Christina let her beautiful eyes wander a while, and then gave a little sigh. "You are much to be envied!"
"You, I imagine, in that line have nothing to envy me."
"Yes, I have. Rest!"
"You are too young to say that."
"I am not young; I have never been young! My mother took care of that. I was a little wrinkled old woman at ten."
"I am afraid," said Rowland, in a moment, "that you are fond of painting yourself in dark colors."
She looked at him a while in silence. "Do you wish," she demanded at last, "to win my eternal gratitude? Prove to me that I am better than I suppose."
"I should have first to know what you really suppose."
She shook her head. "It would n't do. You would be horrified to learn even the things I imagine about myself, and shocked at the knowledge of evil displayed in my very mistakes."
"Well, then," said Rowland, "I will ask no questions. But, at a venture, I promise you to catch you some day in the act of doing something very good."
"Can it be, can it be," she asked, "that you too are trying to flatter me? I thought you and I had fallen, from the first, into rather a truth-speaking vein."
"Oh, I have not abandoned it!" said Rowland; and he determined, since he had the credit of homely directness, to push his advantage farther. The opportunity seemed excellent. But while he was hesitating as to just how to begin, the young girl said, bending forward and clasping her hands in her lap, "Please tell me about your religion."
"Tell you about it? I can't!" said Rowland, with a good deal of emphasis.
She flushed a little. "Is it such a mighty mystery it cannot be put into words, nor communicated to my base ears?"

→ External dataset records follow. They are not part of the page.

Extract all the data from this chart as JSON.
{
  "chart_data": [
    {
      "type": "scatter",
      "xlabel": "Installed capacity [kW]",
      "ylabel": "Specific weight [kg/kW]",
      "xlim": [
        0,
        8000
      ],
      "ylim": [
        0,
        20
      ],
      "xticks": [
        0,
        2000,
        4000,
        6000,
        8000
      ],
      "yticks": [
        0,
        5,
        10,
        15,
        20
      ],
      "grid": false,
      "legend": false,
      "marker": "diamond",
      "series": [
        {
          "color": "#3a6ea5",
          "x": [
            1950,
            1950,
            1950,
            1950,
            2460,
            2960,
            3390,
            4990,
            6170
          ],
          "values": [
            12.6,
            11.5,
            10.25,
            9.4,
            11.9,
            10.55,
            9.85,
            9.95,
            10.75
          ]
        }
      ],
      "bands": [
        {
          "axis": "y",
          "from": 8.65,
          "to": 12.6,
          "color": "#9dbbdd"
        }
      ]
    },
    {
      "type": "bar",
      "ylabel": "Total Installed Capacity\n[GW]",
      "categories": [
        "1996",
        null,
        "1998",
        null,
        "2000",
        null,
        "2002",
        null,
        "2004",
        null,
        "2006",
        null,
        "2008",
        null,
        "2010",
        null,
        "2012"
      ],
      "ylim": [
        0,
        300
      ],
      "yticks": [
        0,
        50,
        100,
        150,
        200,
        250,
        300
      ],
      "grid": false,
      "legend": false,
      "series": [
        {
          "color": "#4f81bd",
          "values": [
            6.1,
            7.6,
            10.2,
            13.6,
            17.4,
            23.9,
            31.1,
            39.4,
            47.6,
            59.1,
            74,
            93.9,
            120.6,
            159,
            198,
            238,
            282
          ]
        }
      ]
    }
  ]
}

"It is simply a sentiment that makes part of my life, and I can't detach myself from it sufficiently to talk about it."
"Religion, it seems to me, should be eloquent and aggressive. It should wish to make converts, to persuade and illumine, to sway all hearts!"
"One's religion takes the color of one's general disposition. I am not aggressive, and certainly I am not eloquent."

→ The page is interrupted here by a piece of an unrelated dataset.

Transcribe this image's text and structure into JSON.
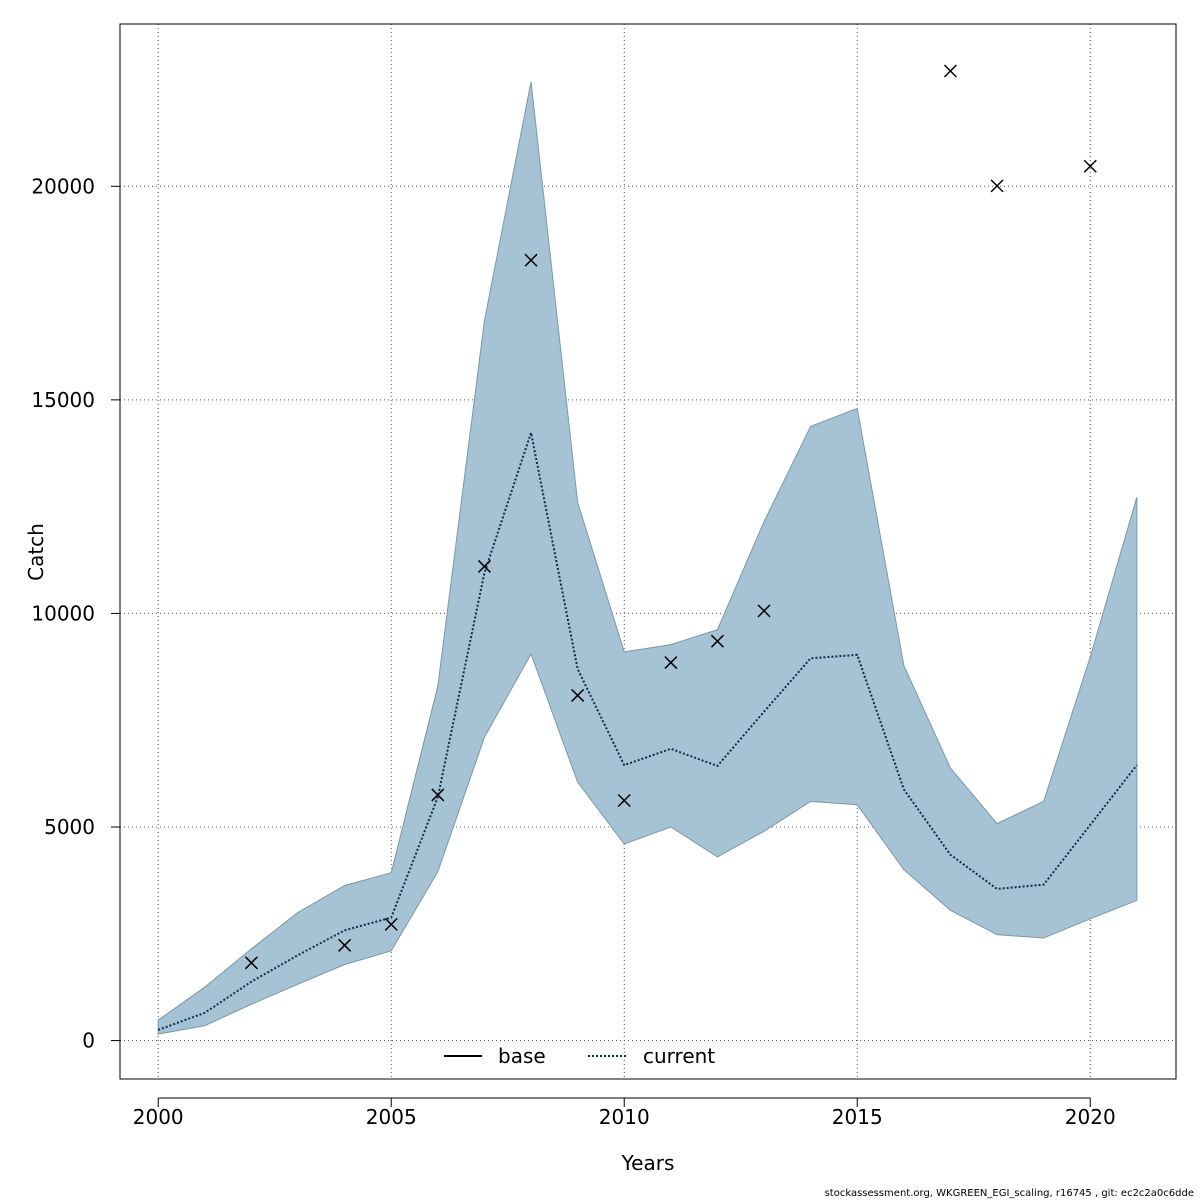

"Beware, then, of finding yourself confronted with doubt and despair! I am sure that doubt, at times, and the bitterness that comes of it, can be terribly eloquent. To tell the truth, my lonely musings, before you came in, were eloquent enough, in their way. What do you know of anything but this strange, terrible world that surrounds you? How do you know that your faith is not a mere crazy castle in the air; one of those castles that we are called fools for building when we lodge them in this life?"
"I don't know it, any more than any one knows the contrary. But one's religion is extremely ingenious in doing without knowledge."
"In such a world as this it certainly needs to be!"
Rowland smiled. "What is your particular quarrel with this world?"